In a moment a gate came crashing down and front of me and the loudspeaker blasted, “OK, that’s it. Back to work!” and I lost everything right there. There’s no way out of this, I thought. I had a terribly weak feeling in my stomach. I had to round up all these guys and heard them down to the other end of the warehouse deck, gather around the piece and see if we could pull it up into place. But the guys seem to be taking forever to put there magazines away and finish their coffee. They’re not in any hurry anyway, I thought, so foolishly in my delusional state of chemical fear. Why should they want to help me? This was the state in which I believed that I was destined to fail at anything I tried and I had learned this, hadn’t I, somewhere?

Why don’t we just throw a line around the damn thing and where are those forklifts? It was futile. I was arguing with myself. My arguments were weak and anyway the fellas were around the piece now. It was a strange angular structure, hard to grip, maybe sixteen feet long and three feet thick and deep. “OK guys, let’s get a grip on it.” I stood back to have a look around and then I jumped back into get my hands on it but it was hard to find a place to grab anywhere. Too many guys!, I blasted myself, always to myself through all the other crap storming my mind.

“Everybody on it? OK, up….” The three guys on ladders at the back of the set were ready to reach out and grab the monster as it landed on the shoulders of the wall. The piece swung up and into the space over the crowd of arms that carried it, swinging into a beam of sunlight streaming down through the room.

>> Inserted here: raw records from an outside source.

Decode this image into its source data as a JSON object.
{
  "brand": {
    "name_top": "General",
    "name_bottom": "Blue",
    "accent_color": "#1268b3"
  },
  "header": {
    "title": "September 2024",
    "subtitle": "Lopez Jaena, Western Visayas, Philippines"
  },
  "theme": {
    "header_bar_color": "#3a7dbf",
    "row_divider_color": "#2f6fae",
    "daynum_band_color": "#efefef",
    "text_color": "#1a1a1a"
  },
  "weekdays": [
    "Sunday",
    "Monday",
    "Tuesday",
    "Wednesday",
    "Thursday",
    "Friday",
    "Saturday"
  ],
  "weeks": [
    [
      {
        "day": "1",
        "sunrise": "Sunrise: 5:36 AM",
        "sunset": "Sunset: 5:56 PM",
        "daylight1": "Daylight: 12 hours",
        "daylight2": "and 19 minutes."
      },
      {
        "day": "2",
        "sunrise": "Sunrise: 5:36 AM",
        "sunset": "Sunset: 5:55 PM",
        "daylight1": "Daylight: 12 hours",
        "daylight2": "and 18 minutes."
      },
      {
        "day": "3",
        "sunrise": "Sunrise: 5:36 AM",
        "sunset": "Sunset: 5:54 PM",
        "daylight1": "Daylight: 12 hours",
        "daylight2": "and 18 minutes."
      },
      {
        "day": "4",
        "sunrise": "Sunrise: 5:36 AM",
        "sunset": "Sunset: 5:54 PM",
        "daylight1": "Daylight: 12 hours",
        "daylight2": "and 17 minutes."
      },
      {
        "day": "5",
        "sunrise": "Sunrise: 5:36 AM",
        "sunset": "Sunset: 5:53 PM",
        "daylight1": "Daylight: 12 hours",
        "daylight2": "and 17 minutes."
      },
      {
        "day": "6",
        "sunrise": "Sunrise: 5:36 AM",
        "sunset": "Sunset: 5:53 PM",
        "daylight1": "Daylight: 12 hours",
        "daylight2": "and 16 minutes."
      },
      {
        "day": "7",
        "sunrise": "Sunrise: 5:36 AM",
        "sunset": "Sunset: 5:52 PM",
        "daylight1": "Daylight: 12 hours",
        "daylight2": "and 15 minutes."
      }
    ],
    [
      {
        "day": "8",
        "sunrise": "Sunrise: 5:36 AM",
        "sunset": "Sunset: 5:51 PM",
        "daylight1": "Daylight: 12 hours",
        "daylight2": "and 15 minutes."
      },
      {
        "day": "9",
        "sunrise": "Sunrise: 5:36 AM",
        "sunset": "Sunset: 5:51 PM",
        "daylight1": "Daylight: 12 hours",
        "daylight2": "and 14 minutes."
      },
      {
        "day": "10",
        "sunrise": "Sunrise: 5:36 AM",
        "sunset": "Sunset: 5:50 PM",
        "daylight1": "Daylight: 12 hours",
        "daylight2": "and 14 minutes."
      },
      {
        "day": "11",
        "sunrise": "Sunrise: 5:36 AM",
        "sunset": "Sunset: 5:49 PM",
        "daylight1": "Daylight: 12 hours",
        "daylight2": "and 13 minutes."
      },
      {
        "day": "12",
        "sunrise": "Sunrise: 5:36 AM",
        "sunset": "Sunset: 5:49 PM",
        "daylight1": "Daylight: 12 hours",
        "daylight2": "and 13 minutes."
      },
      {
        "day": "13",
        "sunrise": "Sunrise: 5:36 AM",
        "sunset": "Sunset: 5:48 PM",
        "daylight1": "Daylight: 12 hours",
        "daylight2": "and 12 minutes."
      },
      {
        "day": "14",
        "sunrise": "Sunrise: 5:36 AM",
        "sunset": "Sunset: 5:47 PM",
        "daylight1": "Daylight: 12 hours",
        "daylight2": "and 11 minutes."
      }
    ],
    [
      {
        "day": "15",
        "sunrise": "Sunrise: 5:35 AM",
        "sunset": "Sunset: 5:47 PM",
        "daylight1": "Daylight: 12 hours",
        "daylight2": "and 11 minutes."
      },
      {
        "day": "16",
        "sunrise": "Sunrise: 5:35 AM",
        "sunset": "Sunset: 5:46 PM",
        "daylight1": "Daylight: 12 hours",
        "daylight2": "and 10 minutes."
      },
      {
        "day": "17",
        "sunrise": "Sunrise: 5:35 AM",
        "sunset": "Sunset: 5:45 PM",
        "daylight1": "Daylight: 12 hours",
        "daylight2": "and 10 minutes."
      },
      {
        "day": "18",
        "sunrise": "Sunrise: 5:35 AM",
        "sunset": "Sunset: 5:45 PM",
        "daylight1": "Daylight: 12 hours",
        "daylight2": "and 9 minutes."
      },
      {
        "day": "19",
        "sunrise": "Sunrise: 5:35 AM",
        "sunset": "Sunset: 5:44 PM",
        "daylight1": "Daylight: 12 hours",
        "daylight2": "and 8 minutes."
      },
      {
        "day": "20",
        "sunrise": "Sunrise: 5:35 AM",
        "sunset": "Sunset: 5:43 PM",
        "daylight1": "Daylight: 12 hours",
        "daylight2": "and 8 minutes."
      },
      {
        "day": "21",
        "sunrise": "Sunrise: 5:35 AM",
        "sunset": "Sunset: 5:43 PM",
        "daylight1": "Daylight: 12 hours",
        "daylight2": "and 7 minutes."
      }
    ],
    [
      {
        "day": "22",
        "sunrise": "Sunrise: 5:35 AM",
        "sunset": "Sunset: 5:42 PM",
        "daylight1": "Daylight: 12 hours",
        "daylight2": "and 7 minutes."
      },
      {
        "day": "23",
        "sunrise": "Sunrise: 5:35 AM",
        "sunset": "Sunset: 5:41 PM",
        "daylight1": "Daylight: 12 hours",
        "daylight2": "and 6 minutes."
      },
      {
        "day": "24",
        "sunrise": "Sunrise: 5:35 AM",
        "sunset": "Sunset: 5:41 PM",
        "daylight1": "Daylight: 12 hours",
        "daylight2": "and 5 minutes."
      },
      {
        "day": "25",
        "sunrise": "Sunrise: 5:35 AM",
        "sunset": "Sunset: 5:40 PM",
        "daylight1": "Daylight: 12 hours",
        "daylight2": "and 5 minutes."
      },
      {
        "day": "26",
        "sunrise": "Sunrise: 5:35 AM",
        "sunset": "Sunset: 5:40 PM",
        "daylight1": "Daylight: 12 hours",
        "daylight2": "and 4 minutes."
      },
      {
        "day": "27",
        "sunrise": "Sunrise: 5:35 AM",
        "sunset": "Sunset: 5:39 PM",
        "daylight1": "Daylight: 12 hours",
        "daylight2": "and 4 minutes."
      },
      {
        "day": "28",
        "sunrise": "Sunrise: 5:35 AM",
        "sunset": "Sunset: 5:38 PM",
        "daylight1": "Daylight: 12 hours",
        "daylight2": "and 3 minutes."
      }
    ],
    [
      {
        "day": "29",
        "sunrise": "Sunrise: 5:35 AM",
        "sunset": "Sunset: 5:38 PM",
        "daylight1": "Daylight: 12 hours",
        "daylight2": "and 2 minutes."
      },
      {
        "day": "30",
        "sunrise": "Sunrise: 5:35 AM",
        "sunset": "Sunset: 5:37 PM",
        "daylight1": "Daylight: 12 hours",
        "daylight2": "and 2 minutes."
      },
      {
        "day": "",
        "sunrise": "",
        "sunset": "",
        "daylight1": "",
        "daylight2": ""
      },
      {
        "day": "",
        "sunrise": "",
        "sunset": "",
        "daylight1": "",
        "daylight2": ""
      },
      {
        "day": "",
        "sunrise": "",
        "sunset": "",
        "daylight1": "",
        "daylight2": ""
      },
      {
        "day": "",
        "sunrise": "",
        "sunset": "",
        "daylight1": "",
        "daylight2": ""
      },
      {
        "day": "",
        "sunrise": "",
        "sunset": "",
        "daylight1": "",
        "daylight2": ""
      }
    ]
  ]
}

The scenic artists were dumping their leftover coffee into the slop sing and ogling what was going on just a few feet away. They don’t have to handle stuff like this!

And now here’s this behemoth being launched, levitating over the straining necks and bulging backs of twenty stages hands. Up, up it went, the guys on the ladders still reaching out in hope of catching the beast and just then, a shudder went through the straining crowd of lifters. I heard an “Oh!” and I jumped forward to get my hands on the piece, which seemed to move backward in space. One guy then another crumpled like sticks, scurrying for  a way out from under it.

“We’re losing it!” somebody yelled.

“No!”

I screamed inside like I was screaming at the world I had come from, but it was too late. I thought I saw something like a great caterpillar start to move backwards across the sea of hands. Wrong way, no! It all reached the point of no return. The guys toward the front had their arms up in the air holding nothing, and the guys at the back were scrambling frantically out of the way, as the piece went crashing hopelessly into the deck behind them.